As an avid photographer and camera collector, I’m well acquainted with the major camera brands and their histories. The United States and Germany produced most of the best cameras of the first half of the 20th Century, with Japan entering the market a bit later and establishing itself as the third member of the “big three” of camera-producing companies. The quality of American cameras and lenses in the World War II era was outstanding; German cameras were (and are) likewise outstanding; and Japanese cameras of the past 30 years are outstanding. They are all equally good, as far as I am concerned. The German-made cameras and lenses command a higher price, but their Japanese counterparts are essentially equal in quality.
There are also a few Russian cameras that have quite the cult following: Kiev probably being the best-known.
So why did the British never really develop a camera industry?
I don’t have a useful answer other than to observe that if the Brits built cameras as well as they built motor cars, they would have set back the art of photography by decades.
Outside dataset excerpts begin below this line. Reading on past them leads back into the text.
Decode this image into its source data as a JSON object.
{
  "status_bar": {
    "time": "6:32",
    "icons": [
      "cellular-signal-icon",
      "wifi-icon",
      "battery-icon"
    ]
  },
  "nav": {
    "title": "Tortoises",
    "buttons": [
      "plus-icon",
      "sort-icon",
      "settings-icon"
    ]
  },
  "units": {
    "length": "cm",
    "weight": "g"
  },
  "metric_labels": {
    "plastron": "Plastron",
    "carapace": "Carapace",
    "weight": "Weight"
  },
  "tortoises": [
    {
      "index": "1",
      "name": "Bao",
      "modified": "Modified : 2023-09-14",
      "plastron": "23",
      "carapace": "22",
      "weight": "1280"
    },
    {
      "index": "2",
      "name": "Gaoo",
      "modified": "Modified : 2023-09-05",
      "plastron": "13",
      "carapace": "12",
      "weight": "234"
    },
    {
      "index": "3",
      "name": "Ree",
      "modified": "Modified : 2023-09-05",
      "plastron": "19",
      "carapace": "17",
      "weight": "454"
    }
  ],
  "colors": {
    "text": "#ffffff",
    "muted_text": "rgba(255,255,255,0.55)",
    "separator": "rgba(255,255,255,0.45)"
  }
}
Apropos of nothing:
General Jack D. Ripper: Were you ever a prisoner of war?
Group Capt. Lionel Mandrake: Well… yes I was, matter of fact, Jack. I was.
General Jack D. Ripper: Did they torture you?
Group Capt. Lionel Mandrake: Uh, yes they did. I was tortured by the Japanese. Jack, if you must know; not a pretty story.
General Jack D. Ripper: Well, what happened?
Group Capt. Lionel Mandrake: Oh, well, I don’t know, Jack, difficult to think of under these conditions; but, well… what happened was they got me on the old Rangoon-Ichinawa railway. I was laying train lines for the bloody Japanese puff-puff’s.
General Jack D. Ripper: No, I mean when they tortured you. Did you talk?
Group Capt. Lionel Mandrake: Ah, oh, no… well, I don’t think they wanted me to talk really. I don’t think they wanted me to say anything. It was just their way of having a bit of fun, the swines. Strange thing is they make such bloody good cameras[RIGHT]— Dr. Strangelove or: How I Learned to Stop Worrying and Love the Bomb[/RIGHT]
Any ways, definitely nothing new. My guess is that with pre-existing market dominance of US/Germany and then Japan, it’d be tough to make something competitive. Seems nothing from the 60’s onwards which is about when Japan got serious about cameras and such.
There was no optical glass industry in Britain before 1914; it was all imported from Germany. During the war it was necessary to create one but it wasn’t economic afterwards. Likely we went back to importing cameras again as with dyestuffs; German dyes were better in every way.
Polaroid went bankrupt in 2001, and Kodak in 2012. The brand names are still used by companies that bought rights to them, but I don’t think they exist as American camera companies anymore.
Did any other country in Europe develop an optics & camera industry besides Germany? I know France has some world-leading specialty optics companies, but I can’t name any European consumer optics & imaging companies other than German ones.
ETA: Just yesterday, I saw a guy riding an old Triumph motorcycle. No brake light.
I managed to wave him down at a long stoplight to let him know. It was almost like it was no surprise.
Currently I’d say aircraft wings (Airbus - ex-BAE Systems facility), jet engines (Rolls-Royce), ejector seats (Martin-Baker), very cutting-edge automobile technology (the bulk of the development centres for F1 teams are UK-based).
But the Brits certainly knew how to name cameras: Ilford Advocate, Coronet Viscount, Corfield Periflex. “I say, old boy, the Connolly hide on my Periflex is looking a bit shabby. Do you think your man can rub in a spot of Hide Care?”